成人の場合、1日7時間から8時間程度の睡眠時間を確保することが推奨されます。睡眠の質を高めるためには、就寝前のカフェイン摂取を避ける、寝室の温度や湿度を適切に保つ、就寝前のスマートフォンやパソコンの使用を控える、といった工夫が有効です。
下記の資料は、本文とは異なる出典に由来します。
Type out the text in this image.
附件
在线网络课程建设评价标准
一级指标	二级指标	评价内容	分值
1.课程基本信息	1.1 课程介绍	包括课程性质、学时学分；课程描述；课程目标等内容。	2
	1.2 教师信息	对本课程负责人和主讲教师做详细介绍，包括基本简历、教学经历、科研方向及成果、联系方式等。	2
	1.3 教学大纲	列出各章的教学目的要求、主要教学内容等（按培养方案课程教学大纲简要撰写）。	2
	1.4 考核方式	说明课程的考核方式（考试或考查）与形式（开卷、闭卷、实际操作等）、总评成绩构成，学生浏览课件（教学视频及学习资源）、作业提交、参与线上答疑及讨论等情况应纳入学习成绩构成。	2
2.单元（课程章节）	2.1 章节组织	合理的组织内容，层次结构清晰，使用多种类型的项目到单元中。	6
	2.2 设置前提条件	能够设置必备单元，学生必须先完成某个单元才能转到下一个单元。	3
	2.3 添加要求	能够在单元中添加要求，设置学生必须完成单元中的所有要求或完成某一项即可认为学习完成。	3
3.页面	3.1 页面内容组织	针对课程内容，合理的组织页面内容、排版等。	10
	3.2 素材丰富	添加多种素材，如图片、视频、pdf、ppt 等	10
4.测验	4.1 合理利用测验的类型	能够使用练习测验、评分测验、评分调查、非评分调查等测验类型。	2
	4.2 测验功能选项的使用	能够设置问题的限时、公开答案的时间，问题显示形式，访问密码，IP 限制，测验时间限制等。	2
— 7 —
規則正しい睡眠リズムを保つことも重要です。毎日同じ時刻に就寝し、同じ時刻に起床する習慣をつけることで、体内時計が整い、血糖値のコントロールも改善されます。休日に長時間寝だめをする習慣は、体内時計を乱し、血糖値の変動を大きくする可能性があるため、平日と休日の起床時刻の差を2時間以内に抑えることが望ましいとされています。
まとめ
食後の眠気や倦怠感は日常的に多くの方が経験する症状ですが、その背景に血糖値スパイクという健康リスクが潜んでいる可能性があります。本記事で解説したように、食べる順序の工夫、食品選択の見直し、咀嚼回数の増加、食後の軽い運動といった日常生活での取り組みにより、血糖値スパイクは予防できます。これらの対策は決して難しいものではなく、今日から実践できる内容ばかりです。血糖値の安定化は、現在の生活の質を向上させるだけでなく、将来の糖尿病や心血管疾患、認知症のリスクを減らすことにもつながります。気になる症状がある方は、早めに医療機関を受診し、適切なアドバイスを受けることをおすすめします。